KV cache memory = 2 (K and V) × L × H × D_head × T × B × 2 bytes

For Llama 3.1 8B (L=32, H=32, D_head=128), batch=1, T=2048:

2 × 32 × 32 × 128 × 2048 × 1 × 2 = ~1 GiB

At T=8192: ~4 GiB. At T=32K: ~16 GiB-bigger than the model itself!

This is why long contexts are hard. It's also why PagedAttention (vLLM's central innovation) matters-it manages KV memory like virtual memory in operating systems.

Part 2-Read PagedAttention (75 min)¶

Read the vLLM paper (arxiv.org/abs/2309.06180) sections 1–4.

Key ideas: - Naive KV cache wastes memory: pre-allocate max-sequence; sequences shorter than max waste the rest. - PagedAttention pages memory in fixed-size blocks (like OS virtual memory pages). - Continuous batching schedules new requests as old ones finish, instead of waiting for batch. - Combined: 23× higher throughput than naive serving.

Part 3-Quantize with AWQ (60 min)¶

Quantization reduces precision (fp16 → int4). Saves ~4× memory; speeds up decode (memory-bound); negligible accuracy loss for most workloads.
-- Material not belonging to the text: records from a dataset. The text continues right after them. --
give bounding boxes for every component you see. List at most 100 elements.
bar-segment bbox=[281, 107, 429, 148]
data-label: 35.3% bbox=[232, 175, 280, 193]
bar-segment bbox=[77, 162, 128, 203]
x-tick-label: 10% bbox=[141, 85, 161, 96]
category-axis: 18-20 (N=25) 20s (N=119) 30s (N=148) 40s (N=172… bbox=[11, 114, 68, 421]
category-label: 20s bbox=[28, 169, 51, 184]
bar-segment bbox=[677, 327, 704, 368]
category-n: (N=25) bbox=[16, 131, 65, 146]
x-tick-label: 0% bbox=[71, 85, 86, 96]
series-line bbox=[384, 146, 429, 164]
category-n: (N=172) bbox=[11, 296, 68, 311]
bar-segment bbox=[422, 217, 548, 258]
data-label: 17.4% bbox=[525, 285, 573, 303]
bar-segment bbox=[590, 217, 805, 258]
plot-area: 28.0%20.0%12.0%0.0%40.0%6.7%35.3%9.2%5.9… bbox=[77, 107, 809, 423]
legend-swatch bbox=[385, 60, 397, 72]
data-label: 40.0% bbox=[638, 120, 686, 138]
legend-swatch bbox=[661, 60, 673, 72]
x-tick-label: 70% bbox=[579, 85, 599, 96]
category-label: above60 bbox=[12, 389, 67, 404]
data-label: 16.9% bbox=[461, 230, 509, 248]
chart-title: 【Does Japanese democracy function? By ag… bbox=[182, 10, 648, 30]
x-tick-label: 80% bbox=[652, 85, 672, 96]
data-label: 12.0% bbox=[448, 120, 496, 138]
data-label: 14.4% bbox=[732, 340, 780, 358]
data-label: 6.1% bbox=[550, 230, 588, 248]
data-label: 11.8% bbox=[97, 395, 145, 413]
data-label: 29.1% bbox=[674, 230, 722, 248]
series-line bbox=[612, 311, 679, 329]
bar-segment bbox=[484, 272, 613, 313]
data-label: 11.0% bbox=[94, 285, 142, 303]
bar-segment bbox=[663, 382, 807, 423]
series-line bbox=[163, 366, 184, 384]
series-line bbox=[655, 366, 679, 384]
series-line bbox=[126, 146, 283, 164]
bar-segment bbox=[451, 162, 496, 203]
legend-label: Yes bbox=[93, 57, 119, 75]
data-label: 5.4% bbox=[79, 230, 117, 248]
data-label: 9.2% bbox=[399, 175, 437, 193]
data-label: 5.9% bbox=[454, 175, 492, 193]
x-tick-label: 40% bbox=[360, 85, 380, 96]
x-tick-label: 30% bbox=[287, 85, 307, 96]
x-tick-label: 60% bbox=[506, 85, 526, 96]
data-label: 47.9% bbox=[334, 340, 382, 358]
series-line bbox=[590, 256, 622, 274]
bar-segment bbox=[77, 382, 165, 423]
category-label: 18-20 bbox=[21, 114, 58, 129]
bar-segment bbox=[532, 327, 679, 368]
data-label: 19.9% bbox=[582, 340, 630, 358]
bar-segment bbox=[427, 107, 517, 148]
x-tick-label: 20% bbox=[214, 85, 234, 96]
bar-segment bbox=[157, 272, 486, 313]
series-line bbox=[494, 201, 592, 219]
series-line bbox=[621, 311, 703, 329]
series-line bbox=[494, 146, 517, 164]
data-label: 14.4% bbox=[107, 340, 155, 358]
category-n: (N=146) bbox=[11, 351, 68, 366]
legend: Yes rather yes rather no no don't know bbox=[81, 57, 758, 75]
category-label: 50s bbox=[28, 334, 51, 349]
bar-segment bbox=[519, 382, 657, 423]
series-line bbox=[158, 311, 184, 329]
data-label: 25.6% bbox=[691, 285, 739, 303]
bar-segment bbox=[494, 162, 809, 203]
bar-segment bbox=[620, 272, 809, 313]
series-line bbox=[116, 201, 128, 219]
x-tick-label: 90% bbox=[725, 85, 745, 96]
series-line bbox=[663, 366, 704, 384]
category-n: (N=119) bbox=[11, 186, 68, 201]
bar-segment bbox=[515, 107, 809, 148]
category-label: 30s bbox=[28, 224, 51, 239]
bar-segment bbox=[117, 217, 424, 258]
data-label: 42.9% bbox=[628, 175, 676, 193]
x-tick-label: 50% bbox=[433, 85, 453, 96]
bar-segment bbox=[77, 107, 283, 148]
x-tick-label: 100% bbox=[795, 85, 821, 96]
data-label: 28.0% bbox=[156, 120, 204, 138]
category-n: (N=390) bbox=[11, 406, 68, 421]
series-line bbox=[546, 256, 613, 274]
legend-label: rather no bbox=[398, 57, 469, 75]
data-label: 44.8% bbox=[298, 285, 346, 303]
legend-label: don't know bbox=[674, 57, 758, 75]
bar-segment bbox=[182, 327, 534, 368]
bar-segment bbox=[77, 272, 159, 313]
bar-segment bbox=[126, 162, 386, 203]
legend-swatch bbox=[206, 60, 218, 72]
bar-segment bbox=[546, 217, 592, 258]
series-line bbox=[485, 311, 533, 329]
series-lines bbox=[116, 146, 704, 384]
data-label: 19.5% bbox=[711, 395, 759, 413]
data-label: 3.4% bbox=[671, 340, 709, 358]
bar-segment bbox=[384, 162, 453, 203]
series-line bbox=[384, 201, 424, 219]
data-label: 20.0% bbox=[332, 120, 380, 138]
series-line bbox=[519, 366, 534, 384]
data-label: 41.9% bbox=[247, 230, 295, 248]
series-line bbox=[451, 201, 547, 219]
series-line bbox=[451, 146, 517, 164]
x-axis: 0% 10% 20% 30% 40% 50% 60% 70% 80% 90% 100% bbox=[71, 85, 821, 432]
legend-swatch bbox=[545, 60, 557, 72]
Read AWQ paper (arxiv.org/abs/2306.00978) sections 1, 3.

Find an AWQ-quantized model on HF Hub (search "Llama-3.1-8B-Instruct-AWQ"). Run vLLM with - -quantization awq` and the AWQ model:

docker run --gpus all -p 8000:8000 vllm/vllm-openai:latest \
  --model neuralmagic/Llama-3.1-8B-Instruct-AWQ-INT4 \
  --quantization awq

Run the same first request. Compare: - GPU memory: should be ~2.5 GB instead of 14 GB. - Per-token latency: faster. - Output quality: usually indistinguishable on most tasks.

Output of Session B¶

KV cache memory math worked through.
vLLM paper notes.
AWQ-quantized model running.

Session C-Benchmarks across concurrency¶

Goal: Sweep concurrency 1–64 with fp16 vs AWQ. Capture TTFT, ITL, throughput.

Part 1-Benchmark script (60 min)¶

import asyncio, time, statistics
from openai import AsyncOpenAI

async def one_request(client, prompt):
    start = time.perf_counter()
    first_tok_at = None
    completion_tokens = 0
    async with client.chat.completions.create(
        model="...",
        messages=[{"role": "user", "content": prompt}],
        stream=True,
        max_tokens=200,
    ) as stream:
        async for chunk in stream:
            if first_tok_at is None:
                first_tok_at = time.perf_counter()
            if chunk.choices[0].delta.content:
                completion_tokens += 1
    end = time.perf_counter()
    return {
        "ttft_ms": (first_tok_at - start) * 1000,
        "total_ms": (end - start) * 1000,
        "tps": completion_tokens / (end - first_tok_at),
    }

async def benchmark(concurrency: int, n_requests: int = 100):
    client = AsyncOpenAI(base_url="http://localhost:8000/v1", api_key="dummy")
    sem = asyncio.Semaphore(concurrency)
    async def bounded():
        async with sem:
            return await one_request(client, "Explain photosynthesis briefly.")
    return await asyncio.gather(*(bounded() for _ in range(n_requests)))

Part 2-Run sweep (75 min)¶

For each (quantization, concurrency) pair, run 100 requests: - fp16 × {1, 4, 16, 32, 64} - awq × {1, 4, 16, 32, 64}

Capture for each: - TTFT p50, p95. - Throughput (tokens/sec, summed across concurrent requests). - Tokens/sec/request.

Part 3-Analyze + report (45 min)¶

Build a chart: x-axis concurrency, y-axis throughput, two lines (fp16, awq).

Likely shape: - AWQ throughput at low concurrency: 2–3× fp16. - AWQ throughput at high concurrency: still better but gap shrinks (compute becomes the bottleneck). - AWQ TTFT: similar at low concurrency (prefill is compute-bound, not helped much by quantization).

Write up in inference-experiments/results.md. Push.

Output of Session C¶

Comprehensive benchmark sweep.
Results doc with chart.

End-of-week artifact¶

vLLM serving fp16 and AWQ models
KV cache math worked through
Concurrency sweep with TTFT, ITL, throughput
Results doc

End-of-week self-assessment¶

I can compute KV cache memory for any transformer.
I can explain why decode is memory-bound.
I can articulate the vLLM throughput advantage.
I have real benchmark numbers from my own deployment.

Common failure modes for this week¶

Skipping the math. KV memory math is foundational; not optional.
Single-config benchmarks. A sweep is informative; a point isn't.
Trusting headline numbers without measurement. Real workloads beat marketing.

What's next (preview of M08-W02)¶

LoRA fine-tuning on a small model. PEFT + TRL. Before/after eval.